Every Sufficiently Advanced Configuration Language is Wrong

Jun 20, 2022

Every sufficiently advanced configuration language is the wrong tool for the job.

For basic configuration, YAML or JSON is usually good enough. It falls apart when you try to do more:

  • Template it with a templating engine
  • Use esoteric language features to reuse code (anchors and aliases)
  • Patch or modify it with something like JSONPatch
  • Type-check or schema validate

These are anti-patterns and often cause more issues than they solve. So instead, we develop more advanced configuration languages that aim to solve many of the problems that we duck-tape with YAML or aren't possible to express in YAML.

  • Eliminate duplication with object orientation (Jsonnet, GCL)
  • Schema definition and data validation (CUE)
  • Modules, packages, and inheritance (CUE)
  • Scripting, Control flow  (Dhall)

The logical extreme is becoming more evident – advanced configuration in general-purpose programming languages. You can see this in the emergence of Typescript for Infrastructure-as-Code. For the most basic (and human 0x777) configuration needs, there will always be simple formats – YAML, JSON, INI, etc.).

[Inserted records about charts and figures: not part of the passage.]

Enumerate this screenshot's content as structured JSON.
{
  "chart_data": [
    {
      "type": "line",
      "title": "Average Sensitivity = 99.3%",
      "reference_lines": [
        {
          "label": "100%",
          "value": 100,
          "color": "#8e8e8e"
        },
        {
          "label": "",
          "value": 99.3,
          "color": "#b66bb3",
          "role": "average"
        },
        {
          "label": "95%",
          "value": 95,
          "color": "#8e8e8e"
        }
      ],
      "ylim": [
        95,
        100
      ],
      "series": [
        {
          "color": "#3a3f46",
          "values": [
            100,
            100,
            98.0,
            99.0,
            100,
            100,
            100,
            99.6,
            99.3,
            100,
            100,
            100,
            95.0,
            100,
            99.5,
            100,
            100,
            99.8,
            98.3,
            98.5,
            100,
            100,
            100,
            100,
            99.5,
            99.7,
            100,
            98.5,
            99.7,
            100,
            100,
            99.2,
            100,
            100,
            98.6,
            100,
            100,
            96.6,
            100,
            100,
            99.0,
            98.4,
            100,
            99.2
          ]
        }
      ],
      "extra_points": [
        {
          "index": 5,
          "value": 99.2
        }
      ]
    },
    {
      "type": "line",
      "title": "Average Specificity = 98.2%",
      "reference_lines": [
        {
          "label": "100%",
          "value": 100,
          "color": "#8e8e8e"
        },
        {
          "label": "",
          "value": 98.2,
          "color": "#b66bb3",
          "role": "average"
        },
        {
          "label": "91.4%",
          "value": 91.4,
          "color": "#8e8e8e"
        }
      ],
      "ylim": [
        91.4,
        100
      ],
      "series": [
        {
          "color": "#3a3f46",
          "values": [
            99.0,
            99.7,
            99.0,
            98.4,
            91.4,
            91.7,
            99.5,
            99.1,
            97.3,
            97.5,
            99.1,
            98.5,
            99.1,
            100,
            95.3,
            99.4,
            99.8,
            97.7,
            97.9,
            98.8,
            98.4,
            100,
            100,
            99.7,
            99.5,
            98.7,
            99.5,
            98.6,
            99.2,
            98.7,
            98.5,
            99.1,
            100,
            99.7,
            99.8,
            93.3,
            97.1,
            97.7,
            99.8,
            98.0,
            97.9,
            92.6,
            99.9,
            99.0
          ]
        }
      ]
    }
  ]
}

For everything else, general-purpose languages will win out.

  • A variety of type systems (e.g., static vs. dynamic, nominal vs. structural) can fit every use case.
  • Inheritance and package management are already built-in. Schema definition and validation can live alongside schema usage.
  • Configuration can be unit or integration tested.
  • No toolchain sprawl – developers don't need to learn a new language or download new tools.
  • Can utilize schema definitions from APIs. In the compiled configuration stack, you benefit by having built-in intellisense schema usage and discovery.

But we're not quite there yet. Typescript is one of the most promising languages for infrastructure (and, soon, language-agnostic project configuration). What else needs to happen before we see widespread configuration-as-code.

  • Configuration in code needs to be easily embeddable into existing projects without boilerplate. YAML requires a few lines of parsing code. Typescript requires a package.json, tsconfig, etc. WebAssembly offers an exciting path to embed interpreters in other LLVM-based languages (like Go, Rust, Python, etc.).
  • Languages need general-purpose declarative constructs built-in to support constrained configuration sets. For example, AWS has aws/constructs, which serves as the basis for AWS CDK. We'll need more like this (and maybe even implement other APIs in it, see this RFP).
  • Advanced configuration tooling needs to be built for developers, not operators. The era of Chef, Puppet and other DevOps tooling that leaned heavily towards Ops is ending. Developers can write their code, write their own configuration, and deploy their own apps.
  • Not all general-purpose languages are good fits for configuration. For example, Go can be excessively verbose for configuration. Some language type systems will be a better fit than others for specific projects.

Some common objections:

  • But $language is not declarative or reproducible. Every project lives on the Spectrum of Reproducibility, and you can develop frameworks that satisfy your team's specific requirements (e.g., no external dependencies, byte-for-byte reproducibility, or whatever else.)
  • We want configuration to be editable without writing code. Writing lines of Jinja templates is often more complex and less maintainable than the equivalent in code. The further the resulting configuration drifts from the static representation, the more a general-purpose language is useful.